English Jowar Roti (100 G)
Dinner
185 mg/dL
avg. peak value
Usually causes a large spike
Avg. Food Score on Ultrahuman App
Ultrahuman Users got an UNSTABLE response
How to consume english jowar roti without glucose spikes
Pair with Protein
Include a source of protein like grilled chicken, fish, or tofu with your meal. Protein can help moderate the impact of carbohydrates on your blood sugar levels.
Add Healthy Fats
Incorporate healthy fats such as avocado, olive oil, or nuts. These can slow down the digestion of carbohydrates and help stabilize blood sugar.
Include Fiber-Rich Vegetables
Add non-starchy vegetables like spinach, kale, broccoli, or bell peppers. The fiber in these vegetables can help reduce the speed at which carbohydrates are absorbed.
Hydrate with Water
Drink a glass of water before your meal. Staying hydrated can help your body process carbohydrates more efficiently.
Monitor Portion Sizes
Be mindful of the portion size of your jowar roti. Smaller portions can help prevent large spikes in blood sugar.

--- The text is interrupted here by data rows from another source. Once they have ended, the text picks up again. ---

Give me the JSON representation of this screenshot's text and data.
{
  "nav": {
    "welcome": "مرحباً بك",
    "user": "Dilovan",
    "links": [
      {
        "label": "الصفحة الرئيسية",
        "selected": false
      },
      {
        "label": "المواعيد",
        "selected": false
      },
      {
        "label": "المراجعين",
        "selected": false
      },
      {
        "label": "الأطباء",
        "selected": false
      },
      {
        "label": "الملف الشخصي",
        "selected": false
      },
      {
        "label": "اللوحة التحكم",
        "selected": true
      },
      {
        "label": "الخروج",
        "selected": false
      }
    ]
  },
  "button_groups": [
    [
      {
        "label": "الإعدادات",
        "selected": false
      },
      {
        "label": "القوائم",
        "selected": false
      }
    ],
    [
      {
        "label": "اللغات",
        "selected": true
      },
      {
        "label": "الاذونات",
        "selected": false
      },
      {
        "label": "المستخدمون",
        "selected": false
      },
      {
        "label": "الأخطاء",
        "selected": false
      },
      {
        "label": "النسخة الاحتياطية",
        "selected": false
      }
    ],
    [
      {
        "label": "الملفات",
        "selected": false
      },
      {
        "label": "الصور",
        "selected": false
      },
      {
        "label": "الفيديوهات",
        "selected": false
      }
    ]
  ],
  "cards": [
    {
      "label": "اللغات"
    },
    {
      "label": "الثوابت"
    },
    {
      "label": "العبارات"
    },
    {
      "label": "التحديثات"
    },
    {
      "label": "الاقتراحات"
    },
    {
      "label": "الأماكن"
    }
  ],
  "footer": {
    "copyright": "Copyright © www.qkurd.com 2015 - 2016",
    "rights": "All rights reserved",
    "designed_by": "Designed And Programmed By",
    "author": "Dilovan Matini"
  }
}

Engage in Light Physical Activity
Consider taking a walk after your meal. Physical activity can help lower blood sugar levels by increasing your cells' uptake of glucose.
Incorporate Vinegar
Adding a small amount of vinegar or lemon juice to your meal can help lower blood sugar levels by slowing the digestion of carbohydrates.
Eat at Regular Intervals
Maintain a consistent eating schedule to prevent large variations in blood sugar. Eating smaller, more frequent meals can help keep your levels stable.
Mindful Eating Practices
Chew your food slowly and eat in a relaxed environment to aid digestion and give your body time to process the food effectively.